Последняя фраза – из старой народной сказки. Король повелел юноше построить дворец из слоновой кости. Юноша унаследовал физическую силу от своего отца, знаменитого воина. Но мать научила сына хитрости. Подружись со слонами, сказала она, напои их вином, а потом убей и забери их бивни. Разумеется, юноша все так и сделал. Но в сказке ничего не говорится о том, что он переплыл через море.
«Должно быть, – объясняет Фаусто, – тысячи лет назад существовал перешеек, соединявший нынешний остров с материком. Не случайно Африку называют Землей Топора. Слоны водились к югу от горы Рувензори. С тех незапамятных времен море постепенно затапливало сушу. Немецкие бомбы могут завершить этот процесс».
Декаданс, упадок. Что это? Всего лишь явственное движение к смерти или, вернее, к нечеловечности. По мере того как Фаусто II и III вместе со своим островом становились все более неодушевленными, они все ближе подходили к тому времени, когда, подобно мертвому листку или куску металла, будут подчиняться законам физики. Л пока продолжали делать вид, что находятся в гуще сражения между законами человеческими и божескими.
Не потому ли Фаусто так остро чувствовал связь между материнской властью и упадком, что Мальта – матриархальный остров?

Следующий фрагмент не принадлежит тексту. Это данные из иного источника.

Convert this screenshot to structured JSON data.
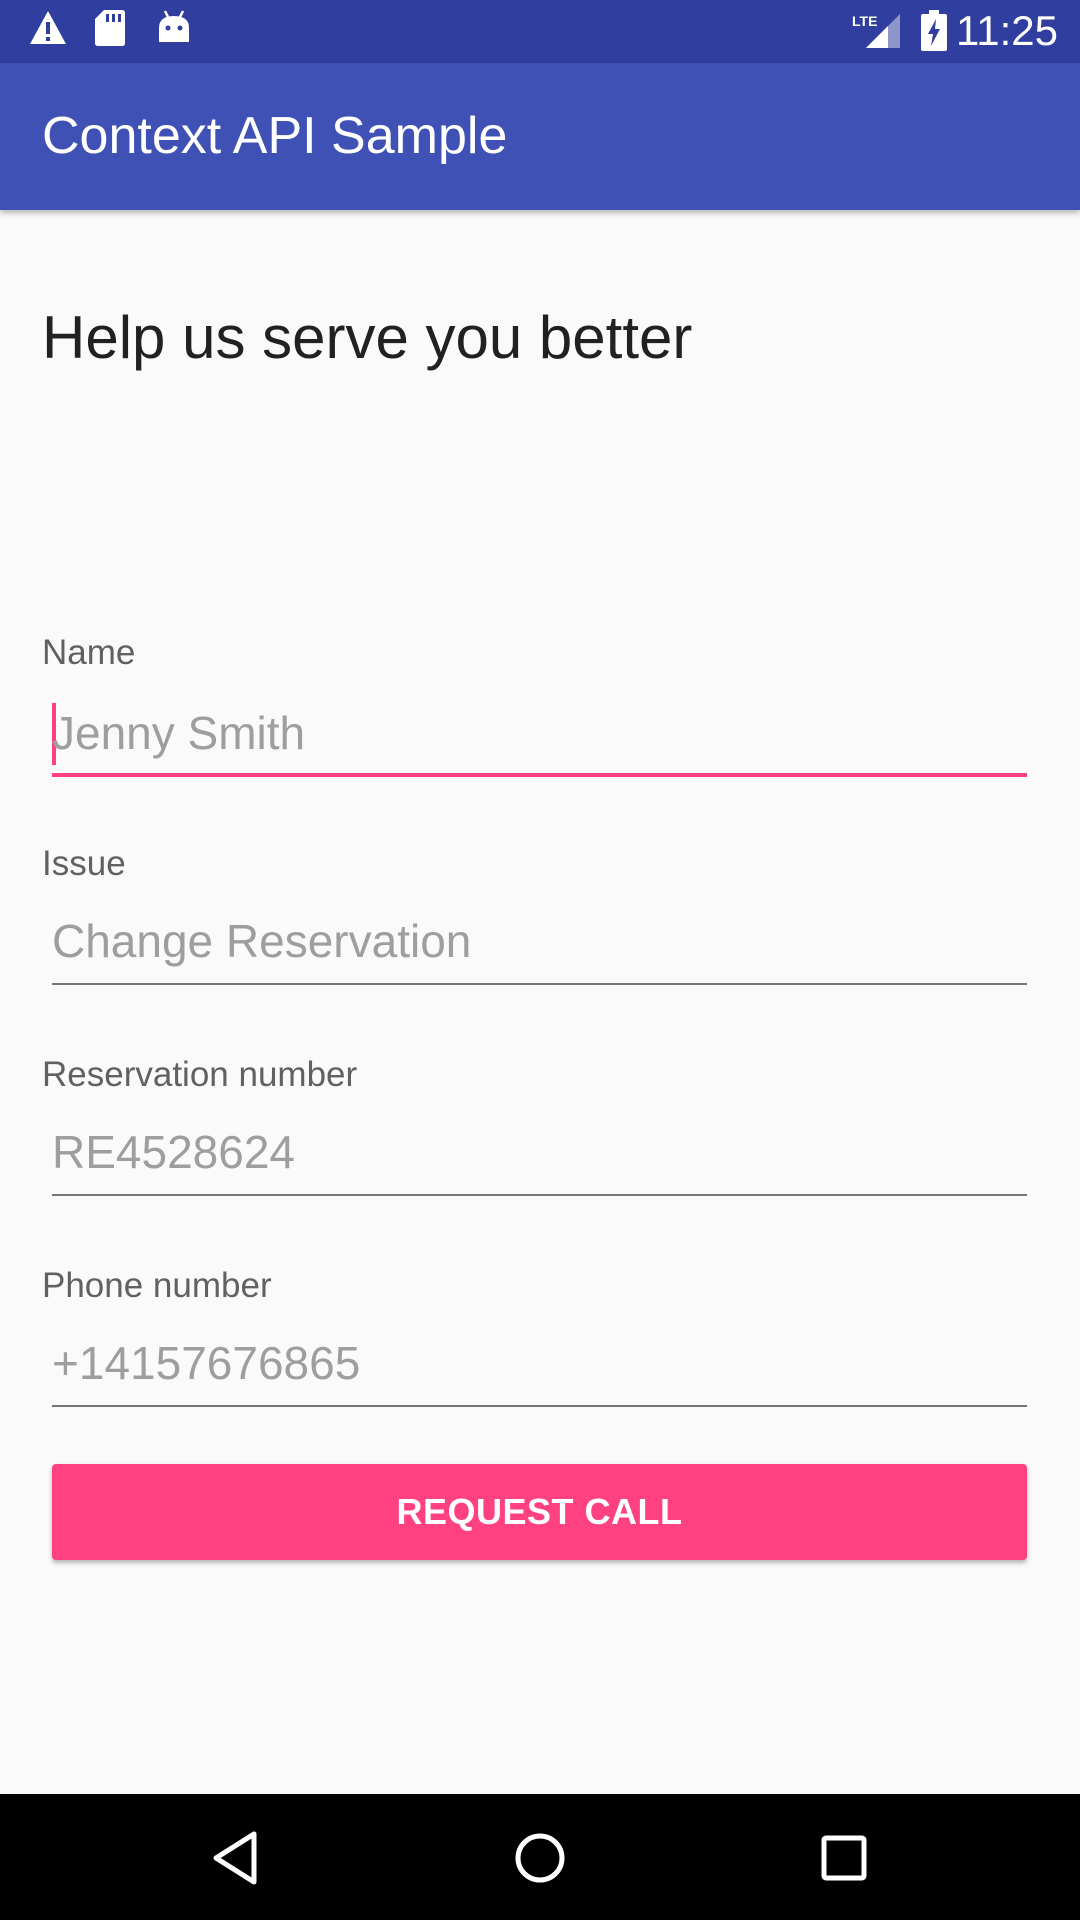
{
  "status_bar": {
    "time": "11:25",
    "network_label": "LTE",
    "icons": [
      "warning-icon",
      "sd-card-icon",
      "android-icon",
      "signal-icon",
      "battery-charging-icon"
    ],
    "background": "#303f9f"
  },
  "app_bar": {
    "title": "Context API Sample",
    "background": "#3f51b5"
  },
  "main": {
    "heading": "Help us serve you better",
    "fields": [
      {
        "label": "Name",
        "value": "Jenny Smith",
        "focused": true
      },
      {
        "label": "Issue",
        "value": "Change Reservation",
        "focused": false
      },
      {
        "label": "Reservation number",
        "value": "RE4528624",
        "focused": false
      },
      {
        "label": "Phone number",
        "value": "+14157676865",
        "focused": false
      }
    ],
    "button_label": "REQUEST CALL",
    "accent_color": "#ff4081"
  },
  "nav_bar": {
    "icons": [
      "back-icon",
      "home-icon",
      "recents-icon"
    ]
  }
}
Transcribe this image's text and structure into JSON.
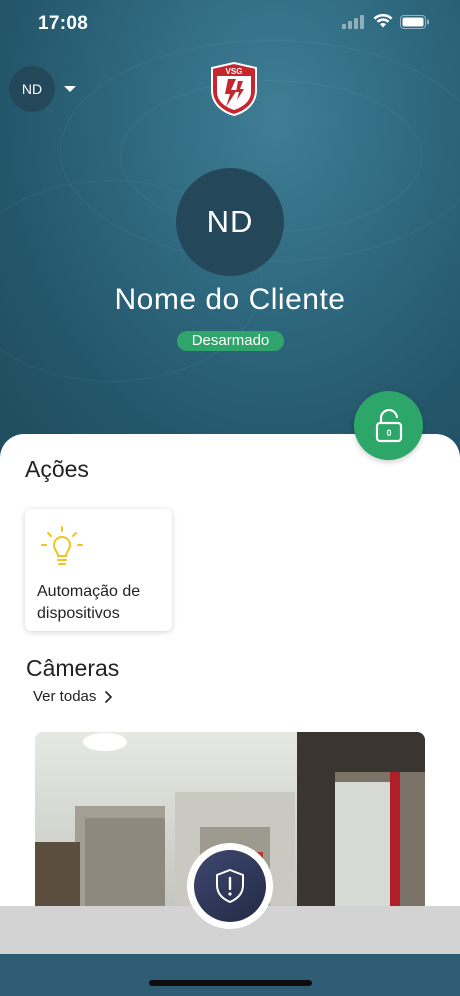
{
  "status_bar": {
    "time": "17:08"
  },
  "header": {
    "user_initials": "ND",
    "logo_text": "VSG"
  },
  "profile": {
    "initials": "ND",
    "client_name": "Nome do Cliente",
    "status": "Desarmado",
    "lock_badge": "0"
  },
  "actions": {
    "title": "Ações",
    "items": [
      {
        "label": "Automação de dispositivos",
        "icon": "lightbulb-icon"
      }
    ]
  },
  "cameras": {
    "title": "Câmeras",
    "see_all": "Ver todas"
  },
  "colors": {
    "accent_green": "#2da66a",
    "hero_blue": "#2d5c73",
    "alarm_navy": "#2e3658",
    "bulb_yellow": "#f2c41b"
  }
}
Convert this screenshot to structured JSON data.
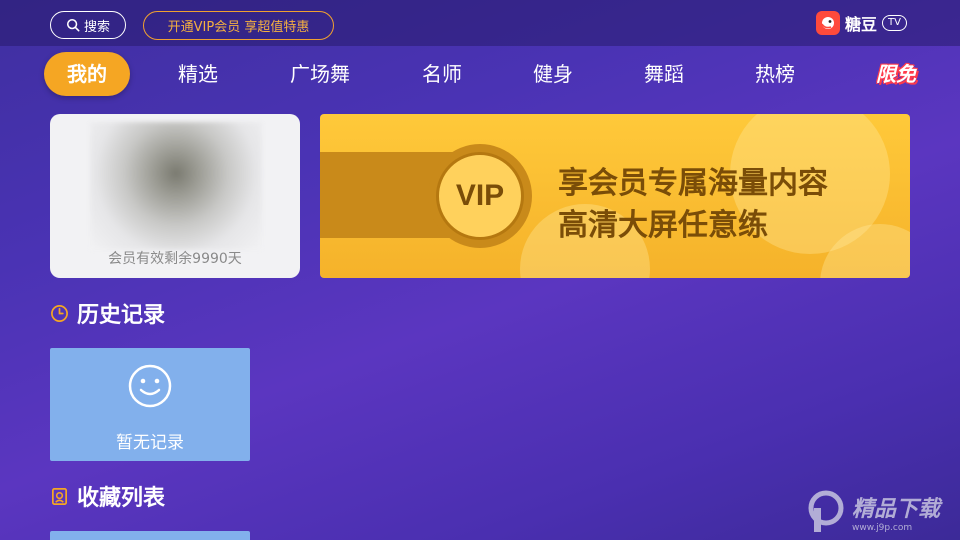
{
  "topbar": {
    "search_label": "搜索",
    "vip_promo_label": "开通VIP会员 享超值特惠",
    "logo_text": "糖豆",
    "logo_badge": "TV"
  },
  "nav": {
    "items": [
      {
        "label": "我的",
        "active": true
      },
      {
        "label": "精选"
      },
      {
        "label": "广场舞"
      },
      {
        "label": "名师"
      },
      {
        "label": "健身"
      },
      {
        "label": "舞蹈"
      },
      {
        "label": "热榜"
      },
      {
        "label": "限免"
      }
    ]
  },
  "profile": {
    "member_status": "会员有效剩余9990天"
  },
  "vip_banner": {
    "badge": "VIP",
    "line1": "享会员专属海量内容",
    "line2": "高清大屏任意练"
  },
  "history": {
    "title": "历史记录",
    "empty_text": "暂无记录"
  },
  "favorites": {
    "title": "收藏列表"
  },
  "watermark": {
    "text": "精品下载",
    "url": "www.j9p.com"
  },
  "colors": {
    "accent": "#f5a623",
    "vip_gold": "#ffc93a",
    "card_blue": "#82b0ec",
    "logo_red": "#ff4a3c"
  }
}
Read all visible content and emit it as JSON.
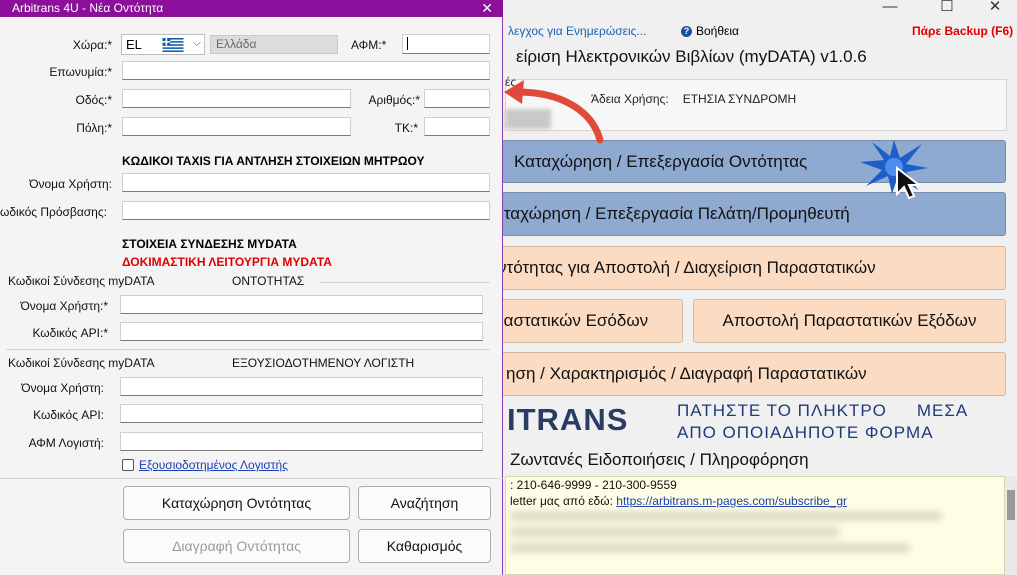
{
  "main": {
    "menu": {
      "updates": "λεγχος για Ενημερώσεις...",
      "help": "Βοήθεια",
      "backup": "Πάρε Backup (F6)"
    },
    "window_controls": {
      "minimize": "—",
      "maximize": "☐",
      "close": "✕"
    },
    "app_title": "είριση Ηλεκτρονικών Βιβλίων (myDATA) v1.0.6",
    "info_fragment": "ές",
    "license_label": "Άδεια Χρήσης:",
    "license_value": "ΕΤΗΣΙΑ ΣΥΝΔΡΟΜΗ",
    "buttons": {
      "entity": "Καταχώρηση / Επεξεργασία Οντότητας",
      "client": "αταχώρηση / Επεξεργασία Πελάτη/Προμηθευτή",
      "send": "ντότητας για  Αποστολή / Διαχείριση Παραστατικών",
      "income": "ραστατικών Εσόδων",
      "expense": "Αποστολή Παραστατικών Εξόδων",
      "characterize": "ηση / Χαρακτηρισμός / Διαγραφή Παραστατικών"
    },
    "brand": "ITRANS",
    "notice_line1a": "ΠΑΤΗΣΤΕ ΤΟ ΠΛΗΚΤΡΟ",
    "notice_line1b": "ΜΕΣΑ",
    "notice_line2": "ΑΠΟ ΟΠΟΙΑΔΗΠΟΤΕ ΦΟΡΜΑ",
    "live_title": "Ζωντανές Ειδοποιήσεις / Πληροφόρηση",
    "news_phone": ": 210-646-9999 - 210-300-9559",
    "news_link_prefix": "letter μας από εδώ: ",
    "news_link": "https://arbitrans.m-pages.com/subscribe_gr",
    "colors": {
      "accent_blue": "#8eaad0",
      "accent_peach": "#fbdcc2",
      "titlebar": "#8b0f9b",
      "backup_red": "#e00000"
    }
  },
  "dialog": {
    "title": "Arbitrans 4U - Νέα Οντότητα",
    "close": "✕",
    "country_label": "Χώρα:*",
    "country_code": "EL",
    "country_name": "Ελλάδα",
    "afm_label": "ΑΦΜ:*",
    "afm_value": "",
    "name_label": "Επωνυμία:*",
    "street_label": "Οδός:*",
    "number_label": "Αριθμός:*",
    "city_label": "Πόλη:*",
    "zip_label": "ΤΚ:*",
    "taxis_heading": "ΚΩΔΙΚΟΙ TAXIS ΓΙΑ ΑΝΤΛΗΣΗ ΣΤΟΙΧΕΙΩΝ ΜΗΤΡΩΟΥ",
    "taxis_user_label": "Όνομα Χρήστη:",
    "taxis_pass_label": "ωδικός Πρόσβασης:",
    "mydata_heading": "ΣΤΟΙΧΕΙΑ ΣΥΝΔΕΣΗΣ MYDATA",
    "mydata_test_heading": "ΔΟΚΙΜΑΣΤΙΚΗ ΛΕΙΤΟΥΡΓΙΑ MYDATA",
    "entity_group_label": "Κωδικοί Σύνδεσης myDATA",
    "entity_group_sub": "ΟΝΤΟΤΗΤΑΣ",
    "entity_user_label": "Όνομα Χρήστη:*",
    "entity_api_label": "Κωδικός API:*",
    "acc_group_label": "Κωδικοί Σύνδεσης myDATA",
    "acc_group_sub": "ΕΞΟΥΣΙΟΔΟΤΗΜΕΝΟΥ ΛΟΓΙΣΤΗ",
    "acc_user_label": "Όνομα Χρήστη:",
    "acc_api_label": "Κωδικός API:",
    "acc_afm_label": "ΑΦΜ Λογιστή:",
    "authorized_accountant": "Εξουσιοδοτημένος Λογιστής",
    "authorized_checked": false,
    "btn_save": "Καταχώρηση Οντότητας",
    "btn_search": "Αναζήτηση",
    "btn_delete": "Διαγραφή Οντότητας",
    "btn_clear": "Καθαρισμός"
  }
}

«Матери ближе, чем кто-либо, к миру случайностей. Они с болью ощущают в себе оплодотворенную яйцеклетку: так Дева Мария поняла, что свершилось зачатие. Но зигота – всего лишь клетка [232], и она не имеет души». Он не стал развивать эту тему. Однако:
Это подводит нас к вопросу о «взаимоотношениях» Фаусто с Богом. Очевидно, эти отношения никогда не были такими же простыми, как противопоставление Бога Цезарю, особенно тому неодушевленному кесарю, которого мы знаем по античным медалям и статуям, кесарю, представляющему «силу», о которой мы читаем в исторических сочинениях. Цезарь ведь тоже некогда был живым человеком и испытывал трудности в столкновении с миром вещей и сонмом вырождающихся богов. Поскольку драматичность ситуации проистекает из конфликта, может, было бы проще говорить о конфликте между законом человеческим и законом божественным, разворачивающемся в замкнутом пространстве дома Фаусто. Я имею в виду его душу, а также остров. Но в этом нет ничего драматического. Лишь апология Дня Тринадцати Налетов. Но даже то, что случилось после этого, не проясняет данного вопроса.
Я знаю, что есть машины, которые устроены намного сложнее людей. Если это отступничество – hekk ikun [233]. Чтобы рассуждать о гуманизме, мы для начала должны удостовериться в собственной человечности. Но это тем труднее, чем дальше мы идем по пути декаданса.
Все более отчуждаясь от самого себя, Фаусто II начинал замечать вокруг признаки прекрасной неодушевленности.